Gary Reiss Coma Work
 




Moving into the work

It is important in working with people in comas to be especially careful not to hurt them physically, and thus undo the medical healing that is being done. It is hard enough to follow feedback when working with someone who can also verbally tell you what does and doesn't feel good. It is even more difficult with someone in coma, so I have a few basic principles.

First of all, I ask if there is anything that should not be done, for the person's medical safety.
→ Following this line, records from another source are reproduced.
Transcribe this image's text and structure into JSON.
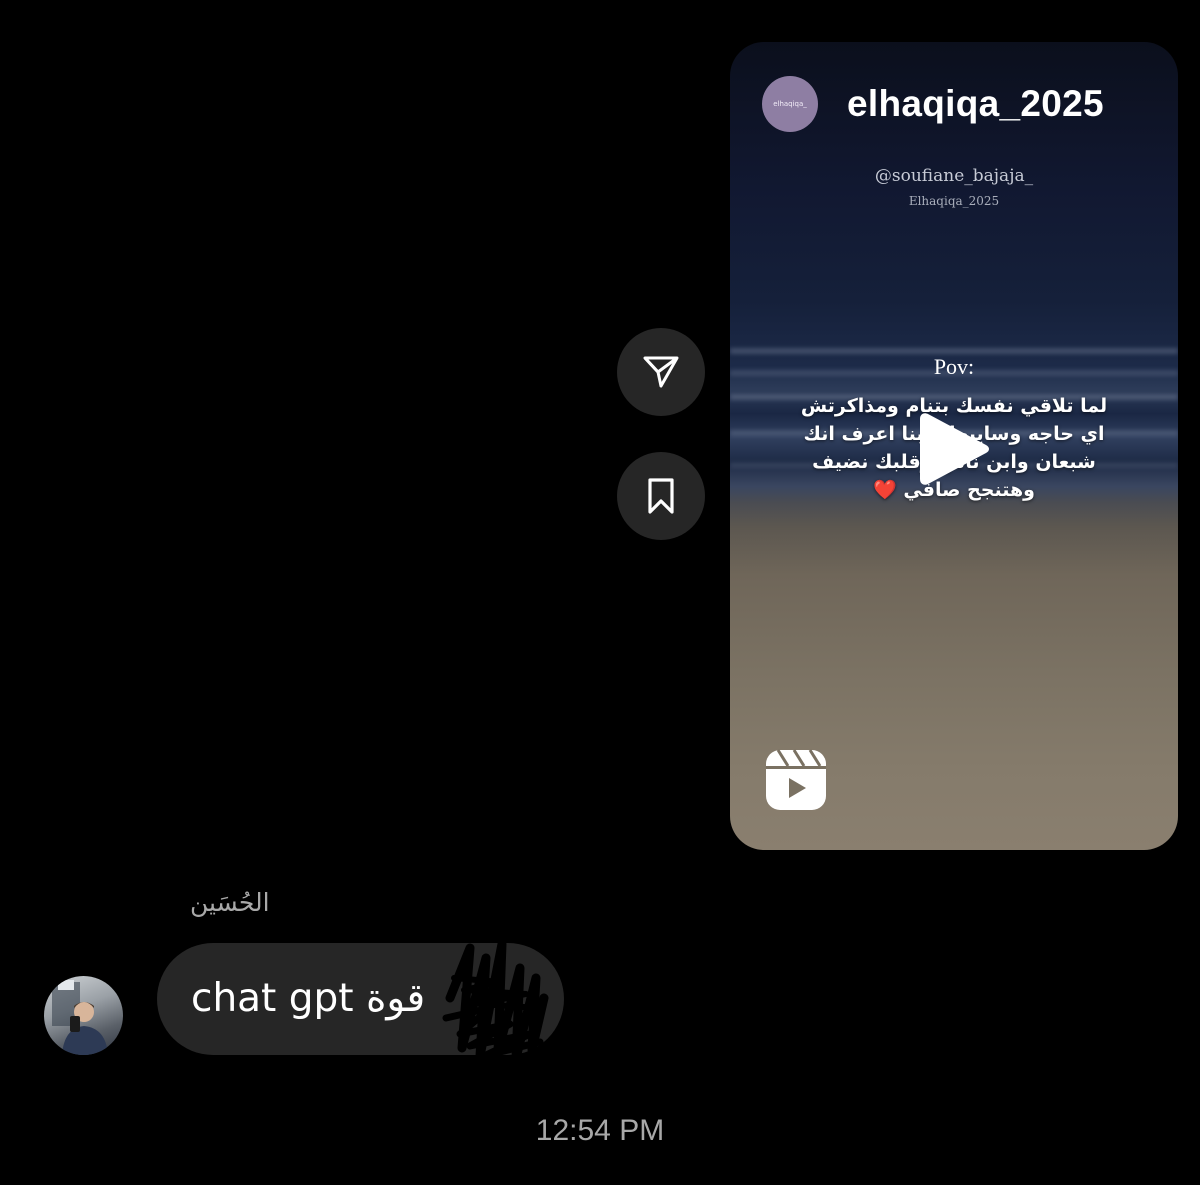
{
  "reel": {
    "username": "elhaqiqa_2025",
    "avatar_text": "elhaqiqa_",
    "overlay_handle": "@soufiane_bajaja_",
    "overlay_watermark": "Elhaqiqa_2025",
    "overlay_pov": "Pov:",
    "caption_lines": [
      "لما تلاقي نفسك بتنام ومذاكرتش",
      "اي حاجه وسايبها لربنا اعرف انك",
      "شبعان وابن ناس وقلبك نضيف",
      "وهتنجح صافي"
    ],
    "caption_emoji": "❤️",
    "play_icon": "play-icon",
    "type_icon": "reels-icon"
  },
  "actions": {
    "share_icon": "paper-plane-icon",
    "save_icon": "bookmark-icon"
  },
  "message": {
    "sender_name": "الحُسَين",
    "text": "chat gpt قوة"
  },
  "timestamp": "12:54 PM",
  "colors": {
    "background": "#000000",
    "bubble": "#262626",
    "secondary_text": "#a8a8a8",
    "heart": "#e3262c"
  }
}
Perhaps they have an open sore, or an injury that I need to be especially careful with. I may need to watch, if I am getting them excited, that their blood pressure doesn't go up past a certain point.

My second basic principle is to be gentle. That doesn't mean that if I know an arm is all right, I might not give this arm some strong resistance. It does mean that my general touch is gentle, especially in areas that I might hurt someone. In the fifteen plus years I have worked with coma patients, I have as far as I know never hurt anyone at all, and this is very important to me.

To know something about how we do coma work, it is important to understand some of the basic principles of Process Work with symptoms that we apply to the coma.

Basic principles of Process Oriented symptom/coma work:

1. The work is so simple that it is difficult. because we are looking for a child's open, Buddha-like mind. How do we develop a fascination again with our bodies that is beyond fear, and just curiosity, that can take in all of the medical information and yet keep open to what is right in front of our eyes, even when that may at times contradict the medical approach? This is especially difficult when we are working with people in hospitals and other such settings where the collective view may not reflect this.

2. In the symptom is the possible solution, the key, if we go deeply into it. Otherwise it is like a dream unexplored. The symptom gives us the clues we need to understand what our being is trying to express, and what directions the symptom is moving us in.

3. Body symptoms aren't just personal. We carry with us our collective current experiences, our personal and collective histories, and sometimes our family history. We can find the current war, the holocaust, our family issues, all in our body symptoms and experiences.

4. Our bodies know best how to heal themselves, if we can very closely follow our experiences and what nature wants to happen.

5. A symptom is like a fixed state. Going back into dreaming rekindles an energetic flow to the body.

6. The sentient level is pre-dream and pre-symptom. It may be possible by going into the sentient level to step out of time and space, and manifest the energy behind the symptom in a new way rather than just keep perpetuating the current expression of the symptom.

7. Process work isn't pro or con any type of medicine. We follow the person's process, unfolding their dreams and inner guidance, which at one moment may lead to doing nothing, at another to seeing a naturopath or Chinese medicine person, and the next moment to seeing a surgeon.

8. One of the main reasons clients often don't follow the advice of their health practitioner is that they aren't at a place in their development to do this. For example, it is easy to say you should stop smoking, or lose weight, but a person's decision to do so involves all kinds of feeling issues that need to be addressed first.